Дальше мне поступило, как я и ожидал, предложение о сотрудничестве. Мне выделят удобную камеру и сколько угодно бумаги и чернил. Даётся десять дней. Если написанное их не удовлетворит или они найдут там ложь то — и они показали фотографию дома моей матери, а так же семейный портрет старшей сестры.
Вот уже пять дней я пишу как проклятый — я верю, что они могут это сделать.
Нет, убивать его деда было чудовищной ошибкой. Ну, кому мог мешать этот добродушный царь-освободитель. Ну, пожили бы с ним в мире. Ну, догнали бы нас русские лет через пятьдесят, может чуть раньше. Нет же — вот и послал нам бог наказание.
Тогда — осенью 81-го как раз много было агентурной работы. Да и как у инженера — увеличились закупки хлеба армией. В Лондоне радовались — дело пахло гражданской войной. Просчитывались десятки вариантов. Даже оттягивали всеми силами посылку карателей в Иркутск. Дооттягивались.
Потеряли Китай, Макао, теперь трясемся за Индию. В то, что за меня никто из конторы не замолвит ни словечка — в этом я не сомневался.
А сегодня мне предоставили встречу с предателем. Он сидел в форме лейтенанта РСС и улыбался. Кустов. Не может быть. Черносписочник. Нет, я не ошибся — он. Я выдавил из себя — когда? Он, как ни странно понял мой вопрос, ответил — ещё с тех пор — пять лет назад, после моей вербовки я вышел на связь с людьми Михаила. Кустов объяснил мне, что всегда бредил книгами о тайных агентах на службе государя, но по воле отца был вынужден стать офицером-артеллеристом. Так что тот проступок, на котором я его подловил, давал ему шанс — а я с тех пор был под колпаком. Так что благодаря мне он занялся любимым делом.
Сберёг семью — у них теперь новые имена и владения. Для него главное служить отечеству. На мою реплику — отечеству палачей — он с улыбкой пожал плечами и сказал — Родину не выбирают.
Он рассказал, как участвовал в сражении с войсками царевича в 84-ом и уверен, что его батарея убила многих его соратников и ничего. Главное — ощущать внутреннее родство с теми, кто живёт рядом с тобой, а на плече чествовать твёрдую руку государя.

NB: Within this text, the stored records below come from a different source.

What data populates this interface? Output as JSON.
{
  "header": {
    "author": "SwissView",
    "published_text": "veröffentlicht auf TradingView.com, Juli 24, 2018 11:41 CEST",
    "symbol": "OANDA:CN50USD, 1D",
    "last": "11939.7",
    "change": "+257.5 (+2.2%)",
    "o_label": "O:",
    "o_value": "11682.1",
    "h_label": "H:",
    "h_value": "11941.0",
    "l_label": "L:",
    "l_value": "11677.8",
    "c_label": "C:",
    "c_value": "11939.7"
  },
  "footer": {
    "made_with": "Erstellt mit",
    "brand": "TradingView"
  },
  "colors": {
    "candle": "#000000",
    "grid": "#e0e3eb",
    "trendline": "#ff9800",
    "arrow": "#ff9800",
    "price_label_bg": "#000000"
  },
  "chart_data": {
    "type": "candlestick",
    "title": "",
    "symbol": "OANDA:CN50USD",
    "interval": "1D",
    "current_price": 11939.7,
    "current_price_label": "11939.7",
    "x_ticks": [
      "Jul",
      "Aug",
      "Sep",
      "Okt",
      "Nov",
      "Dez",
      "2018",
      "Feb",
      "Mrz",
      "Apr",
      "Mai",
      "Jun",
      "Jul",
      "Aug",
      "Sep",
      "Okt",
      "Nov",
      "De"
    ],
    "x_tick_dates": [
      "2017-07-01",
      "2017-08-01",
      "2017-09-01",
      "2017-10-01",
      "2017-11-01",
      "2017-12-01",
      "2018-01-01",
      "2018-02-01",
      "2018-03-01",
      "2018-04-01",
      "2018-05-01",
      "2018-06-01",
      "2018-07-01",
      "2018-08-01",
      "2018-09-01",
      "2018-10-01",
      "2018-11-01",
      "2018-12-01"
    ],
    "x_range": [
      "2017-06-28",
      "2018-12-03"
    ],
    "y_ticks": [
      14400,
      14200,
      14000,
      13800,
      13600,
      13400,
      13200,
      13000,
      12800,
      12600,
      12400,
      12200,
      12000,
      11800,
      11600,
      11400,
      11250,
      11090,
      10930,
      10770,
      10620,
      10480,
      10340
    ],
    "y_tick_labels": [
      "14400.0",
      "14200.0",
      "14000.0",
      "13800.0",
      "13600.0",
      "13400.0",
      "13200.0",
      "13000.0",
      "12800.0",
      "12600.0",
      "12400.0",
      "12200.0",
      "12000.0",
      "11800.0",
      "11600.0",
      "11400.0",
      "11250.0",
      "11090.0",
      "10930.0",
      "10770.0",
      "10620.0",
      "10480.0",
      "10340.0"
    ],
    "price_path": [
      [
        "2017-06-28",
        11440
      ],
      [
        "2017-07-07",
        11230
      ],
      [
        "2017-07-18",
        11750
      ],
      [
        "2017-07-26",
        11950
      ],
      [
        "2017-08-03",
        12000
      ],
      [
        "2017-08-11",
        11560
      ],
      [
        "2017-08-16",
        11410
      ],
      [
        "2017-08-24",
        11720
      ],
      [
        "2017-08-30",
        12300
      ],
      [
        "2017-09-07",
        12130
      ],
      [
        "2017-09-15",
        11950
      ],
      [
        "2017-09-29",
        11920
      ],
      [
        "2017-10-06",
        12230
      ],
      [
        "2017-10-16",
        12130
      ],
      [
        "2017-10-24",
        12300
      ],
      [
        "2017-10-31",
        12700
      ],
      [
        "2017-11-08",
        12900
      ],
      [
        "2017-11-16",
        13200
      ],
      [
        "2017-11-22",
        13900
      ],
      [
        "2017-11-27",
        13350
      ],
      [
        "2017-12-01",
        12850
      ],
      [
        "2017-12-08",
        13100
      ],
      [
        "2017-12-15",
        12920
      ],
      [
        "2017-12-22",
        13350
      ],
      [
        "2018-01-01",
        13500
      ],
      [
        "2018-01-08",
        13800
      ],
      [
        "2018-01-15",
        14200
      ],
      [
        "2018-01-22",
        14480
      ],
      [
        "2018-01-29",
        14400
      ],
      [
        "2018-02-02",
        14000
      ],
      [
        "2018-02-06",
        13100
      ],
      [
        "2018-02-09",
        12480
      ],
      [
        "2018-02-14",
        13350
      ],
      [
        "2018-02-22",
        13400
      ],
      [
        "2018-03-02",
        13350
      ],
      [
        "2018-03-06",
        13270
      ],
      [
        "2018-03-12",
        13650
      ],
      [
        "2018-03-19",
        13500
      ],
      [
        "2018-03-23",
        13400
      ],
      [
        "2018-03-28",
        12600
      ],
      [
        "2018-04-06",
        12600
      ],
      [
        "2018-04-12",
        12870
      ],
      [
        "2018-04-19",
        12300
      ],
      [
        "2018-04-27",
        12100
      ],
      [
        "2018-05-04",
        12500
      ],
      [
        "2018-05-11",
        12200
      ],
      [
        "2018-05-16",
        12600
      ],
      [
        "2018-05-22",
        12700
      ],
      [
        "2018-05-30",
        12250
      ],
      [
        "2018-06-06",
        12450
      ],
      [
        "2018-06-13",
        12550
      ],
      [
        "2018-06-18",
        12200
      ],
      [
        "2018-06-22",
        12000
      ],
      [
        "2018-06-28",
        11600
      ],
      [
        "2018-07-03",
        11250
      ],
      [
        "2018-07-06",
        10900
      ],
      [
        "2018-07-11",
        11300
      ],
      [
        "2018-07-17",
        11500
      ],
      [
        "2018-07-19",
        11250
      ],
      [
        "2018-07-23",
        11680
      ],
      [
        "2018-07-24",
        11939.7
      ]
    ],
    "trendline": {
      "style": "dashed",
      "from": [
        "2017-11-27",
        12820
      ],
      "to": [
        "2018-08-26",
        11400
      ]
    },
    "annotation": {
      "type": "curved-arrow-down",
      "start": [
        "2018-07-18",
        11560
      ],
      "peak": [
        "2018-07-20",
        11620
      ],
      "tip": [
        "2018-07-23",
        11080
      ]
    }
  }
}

А кто этот царь — палач или святой решать не нам, а истории. Которую напишут победившие.
Я поинтересовался, что со мной будет, если написанное мной понравиться?
Подумав, Олег сказал, что убивать не будут — точно. Тебя, скорее всего, переведут в Иркутск. Конечно, окончательно решит царь — его воля — его закон. Демократией здесь, как и в твоём родном ведомстве, не пахнет. Если что и могилы от тебя не останется.
А со снайперами как меня засекли? Я же тогда хорошо себя подчистил. И встречался я с ними вживую в тот раз, а потом только записками. За тобой в тот раз всё же уследили. А как только обнаружили оружие — всё стало ясно — по царёву душу пришли.
Кстати, поздравляю с твоим планом — по оценке наших экспертов вероятность успеха акции была больше половины.
Так что очень может быть, в Иркутске будешь работать по этой теме — подготавливать планы ликвидаций, а потом может, и суда переведут вместе с отделом. Конечно только в теории и под замком — сам понимаешь, доверять мы тебе пока не можем. А пока садись и пиши — у тебя есть ещё пять дней. Время идет. Решение ещё не принято.
Жизнь, Джек, прекрасна. Помни об этом, помни.